Over $5,000 were raised with that first trip which has become an annual expedition. Every year, an ever increasing number of people have joined Chad on his journey which has never raised below the first year’s mark. Chad’s quest to find his happiness back on the water has become an event around which the community rallies to not only raise funds but also to heal. Personal wounds left by their own mental health struggles or the ones left by a loved one that has lost their battle. The water heals.
“Because it doesn’t really matter, it doesn’t discriminate, it doesn’t care who you are, it doesn’t care how good you are of a swimmer. It always tests you. As soon as you think you have something sorted on the river, something pops up that reminds you it’s not as easy as you think. I think it’s just the similarities of any kind of paddling on any kind of water with life. It’s the greatest teacher. Even when it’s bad, it’s good.”
Chad needs it’s healing powers too. By taking on this project, he has uncovered a task bigger than himself. The ever growing number of sad stories and pain he has to deal with in order to help others is taking it’s toll on this giant’s heart.
“I’m in it now, wether or not it’s what I have bargained for. There’s not way to stop. Each and every year it takes more and more of my time, which is not a bad thing. Maybe at some point it’s all I will be doing, but I need to find that balance that doesn’t leave me mentally exhausted. I think the trip is much if not more important for me mentally.”
Chad found his balance back on the water and what gave it back to him might threaten it in the end if he isn’t careful. But his balance and his peace seem less important to him than the need to help those who need it the most. For this reason, he is committed to making it work.
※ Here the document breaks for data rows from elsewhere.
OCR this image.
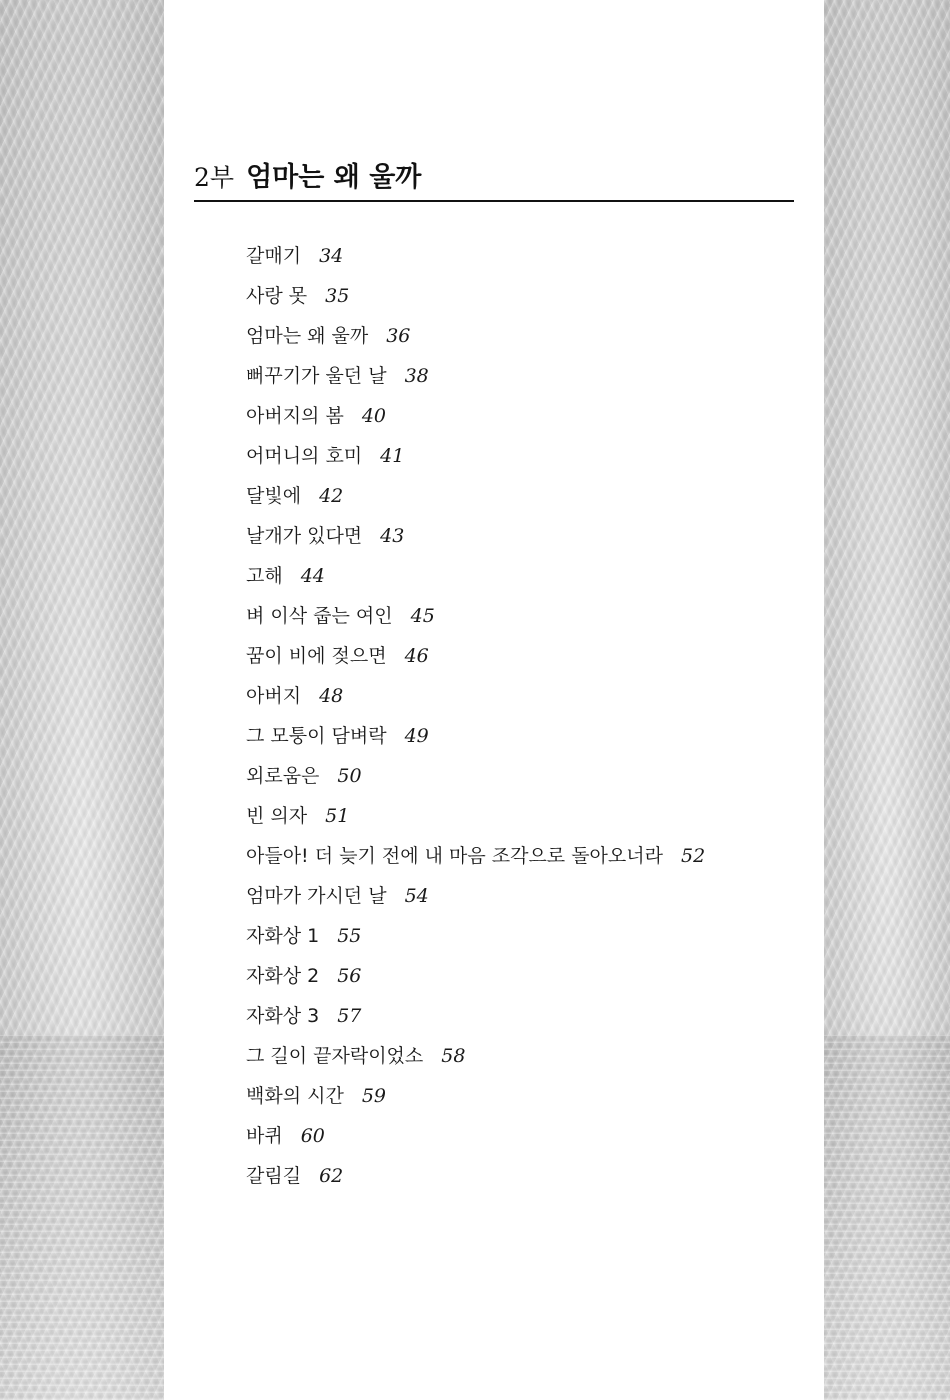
2부 엄마는 왜 울까
갈매기 34
사랑 못 35
엄마는 왜 울까 36
뻐꾸기가 울던 날 38
아버지의 봄 40
어머니의 호미 41
달빛에 42
날개가 있다면 43
고해 44
벼 이삭 줍는 여인 45
꿈이 비에 젖으면 46
아버지 48
그 모퉁이 담벼락 49
외로움은 50
빈 의자 51
아들아! 더 늦기 전에 내 마음 조각으로 돌아오너라 52
엄마가 가시던 날 54
자화상 1 55
자화상 2 56
자화상 3 57
그 길이 끝자락이었소 58
백화의 시간 59
바퀴 60
갈림길 62
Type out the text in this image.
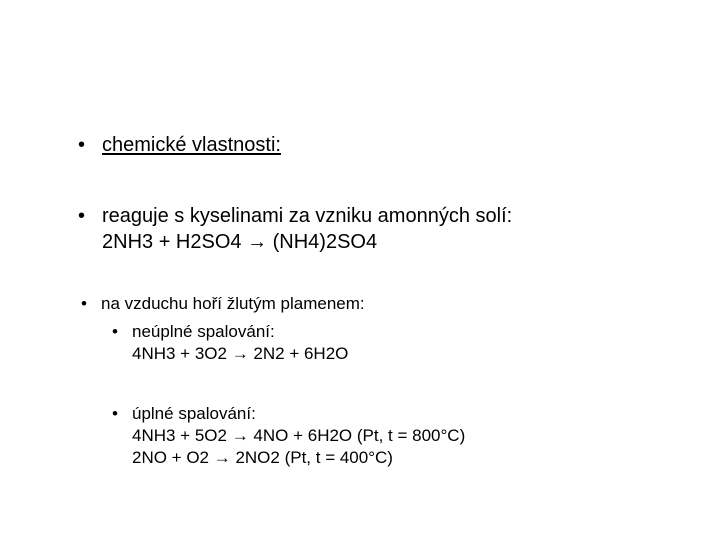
• chemické vlastnosti:
• reaguje s kyselinami za vzniku amonných solí:
2NH3 + H2SO4 → (NH4)2SO4
• na vzduchu hoří žlutým plamenem:
• neúplné spalování:
4NH3 + 3O2 → 2N2 + 6H2O
• úplné spalování:
4NH3 + 5O2 → 4NO + 6H2O (Pt, t = 800°C)
2NO + O2 → 2NO2 (Pt, t = 400°C)
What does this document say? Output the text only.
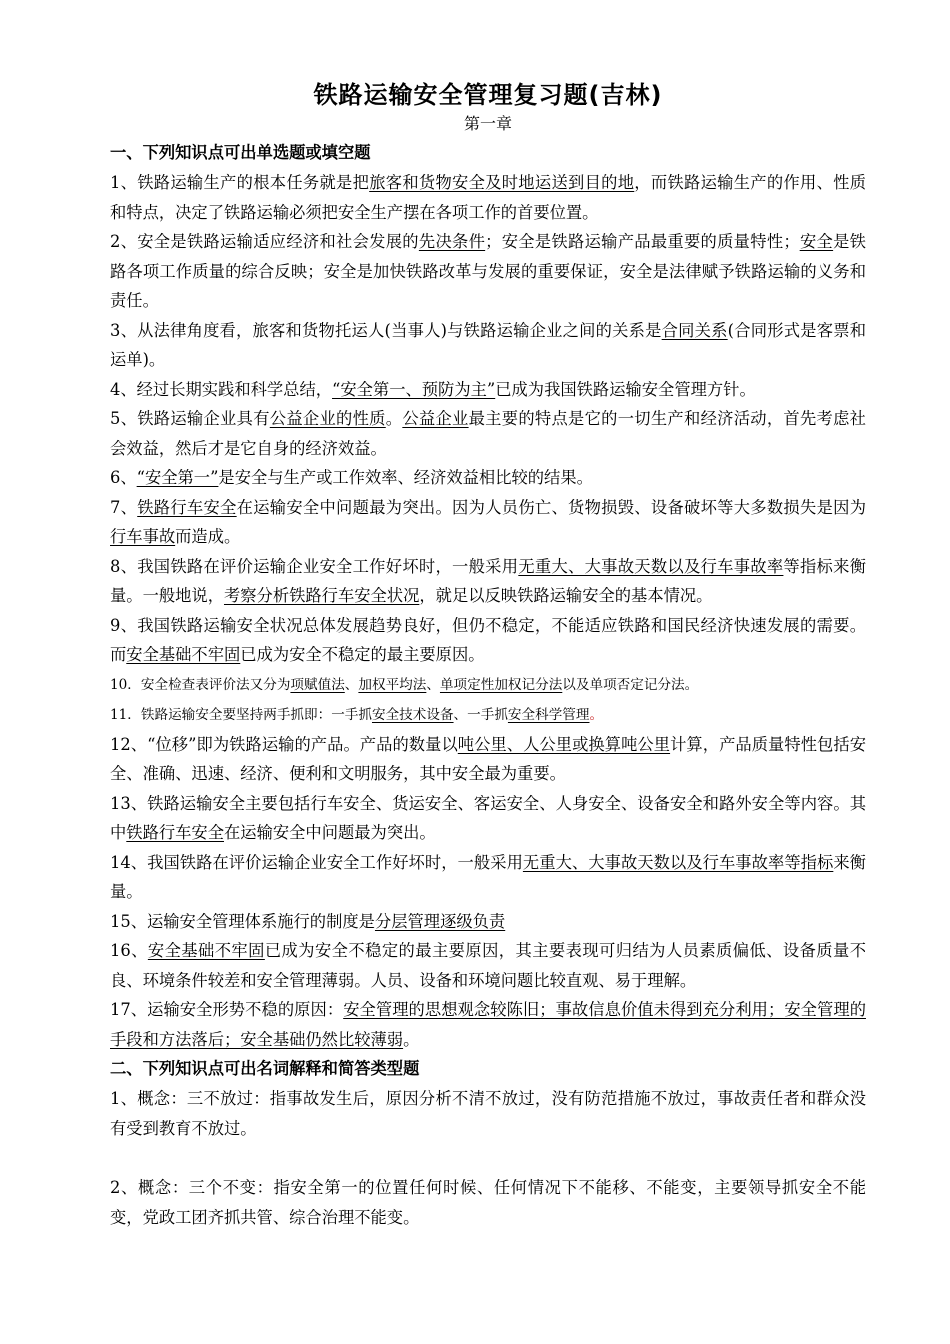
铁路运输安全管理复习题(吉林)
第一章
一、下列知识点可出单选题或填空题
1、铁路运输生产的根本任务就是把旅客和货物安全及时地运送到目的地，而铁路运输生产的作用、性质和特点，决定了铁路运输必须把安全生产摆在各项工作的首要位置。
2、安全是铁路运输适应经济和社会发展的先决条件；安全是铁路运输产品最重要的质量特性；安全是铁路各项工作质量的综合反映；安全是加快铁路改革与发展的重要保证，安全是法律赋予铁路运输的义务和责任。
3、从法律角度看，旅客和货物托运人(当事人)与铁路运输企业之间的关系是合同关系(合同形式是客票和运单)。
4、经过长期实践和科学总结，“安全第一、预防为主”已成为我国铁路运输安全管理方针。
5、铁路运输企业具有公益企业的性质。公益企业最主要的特点是它的一切生产和经济活动，首先考虑社会效益，然后才是它自身的经济效益。
6、“安全第一”是安全与生产或工作效率、经济效益相比较的结果。
7、铁路行车安全在运输安全中问题最为突出。因为人员伤亡、货物损毁、设备破坏等大多数损失是因为行车事故而造成。
8、我国铁路在评价运输企业安全工作好坏时，一般采用无重大、大事故天数以及行车事故率等指标来衡量。一般地说，考察分析铁路行车安全状况，就足以反映铁路运输安全的基本情况。
9、我国铁路运输安全状况总体发展趋势良好，但仍不稳定，不能适应铁路和国民经济快速发展的需要。而安全基础不牢固已成为安全不稳定的最主要原因。
10．安全检查表评价法又分为项赋值法、加权平均法、单项定性加权记分法以及单项否定记分法。
11．铁路运输安全要坚持两手抓即：一手抓安全技术设备、一手抓安全科学管理。
12、“位移”即为铁路运输的产品。产品的数量以吨公里、人公里或换算吨公里计算，产品质量特性包括安全、准确、迅速、经济、便利和文明服务，其中安全最为重要。
13、铁路运输安全主要包括行车安全、货运安全、客运安全、人身安全、设备安全和路外安全等内容。其中铁路行车安全在运输安全中问题最为突出。
14、我国铁路在评价运输企业安全工作好坏时，一般采用无重大、大事故天数以及行车事故率等指标来衡量。
15、运输安全管理体系施行的制度是分层管理逐级负责
16、安全基础不牢固已成为安全不稳定的最主要原因，其主要表现可归结为人员素质偏低、设备质量不良、环境条件较差和安全管理薄弱。人员、设备和环境问题比较直观、易于理解。
17、运输安全形势不稳的原因：安全管理的思想观念较陈旧；事故信息价值未得到充分利用；安全管理的手段和方法落后；安全基础仍然比较薄弱。
二、下列知识点可出名词解释和简答类型题
1、概念：三不放过：指事故发生后，原因分析不清不放过，没有防范措施不放过，事故责任者和群众没有受到教育不放过。
2、概念：三个不变：指安全第一的位置任何时候、任何情况下不能移、不能变，主要领导抓安全不能变，党政工团齐抓共管、综合治理不能变。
“I got to have it every year, It has to happen every year. That river is unbelievable. It’s so beautiful yet when I lived there, I had never really been on it. I had never paddled it. Since that first trip, there is more and more people. It’s a trip that everyone needs to see, instead of just me, because it seems so selfish to have this whole place to myself.”
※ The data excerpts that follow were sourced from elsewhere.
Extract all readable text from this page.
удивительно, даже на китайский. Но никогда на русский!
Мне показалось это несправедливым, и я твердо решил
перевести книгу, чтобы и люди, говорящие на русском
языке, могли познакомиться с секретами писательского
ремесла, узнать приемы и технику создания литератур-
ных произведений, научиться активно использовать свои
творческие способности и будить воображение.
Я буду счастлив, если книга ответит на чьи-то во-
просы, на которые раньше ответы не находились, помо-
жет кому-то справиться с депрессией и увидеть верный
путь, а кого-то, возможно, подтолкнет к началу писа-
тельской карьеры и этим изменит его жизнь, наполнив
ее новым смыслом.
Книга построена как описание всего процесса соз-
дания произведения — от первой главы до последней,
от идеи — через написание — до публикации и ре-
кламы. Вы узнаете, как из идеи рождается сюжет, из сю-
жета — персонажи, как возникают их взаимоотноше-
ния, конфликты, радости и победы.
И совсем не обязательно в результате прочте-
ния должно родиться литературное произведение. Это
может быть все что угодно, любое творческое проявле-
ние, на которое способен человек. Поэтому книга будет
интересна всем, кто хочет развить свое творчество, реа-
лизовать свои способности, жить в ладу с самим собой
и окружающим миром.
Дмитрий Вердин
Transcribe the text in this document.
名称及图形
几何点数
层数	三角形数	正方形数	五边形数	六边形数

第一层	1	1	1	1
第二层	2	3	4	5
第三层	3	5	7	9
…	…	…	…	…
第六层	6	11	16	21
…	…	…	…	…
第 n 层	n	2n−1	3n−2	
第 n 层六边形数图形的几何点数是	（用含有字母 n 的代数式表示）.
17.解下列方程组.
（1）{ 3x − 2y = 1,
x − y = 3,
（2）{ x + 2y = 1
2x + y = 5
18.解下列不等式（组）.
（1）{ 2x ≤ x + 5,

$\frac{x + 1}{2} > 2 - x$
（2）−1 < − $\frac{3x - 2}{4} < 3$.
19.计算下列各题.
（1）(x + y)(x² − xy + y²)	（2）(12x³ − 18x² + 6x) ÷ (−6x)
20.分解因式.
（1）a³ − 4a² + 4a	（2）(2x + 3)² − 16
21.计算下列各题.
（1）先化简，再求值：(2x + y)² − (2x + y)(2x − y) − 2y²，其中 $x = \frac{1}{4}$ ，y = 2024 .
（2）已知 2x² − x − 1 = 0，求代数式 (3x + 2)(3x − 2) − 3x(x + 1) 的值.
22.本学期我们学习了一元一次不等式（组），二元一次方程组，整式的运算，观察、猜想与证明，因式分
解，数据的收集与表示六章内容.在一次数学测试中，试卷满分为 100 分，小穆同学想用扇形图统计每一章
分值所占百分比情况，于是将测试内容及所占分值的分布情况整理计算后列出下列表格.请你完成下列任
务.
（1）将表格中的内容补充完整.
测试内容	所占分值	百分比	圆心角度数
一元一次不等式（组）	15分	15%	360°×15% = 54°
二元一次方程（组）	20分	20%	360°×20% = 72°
I am convinced the last word anyone would come up with when meeting Chad is selfish. If anything, selfless would be more it. He is the kind of person that makes you want to be a better human being, the kind of person we need more of in this world. Chad, I can say confidently in the name of so many of Searching for Sero’s followers, thank you for what you are doing and thank you for being who you are, and to everyone else, Keep Calm and Paddle On.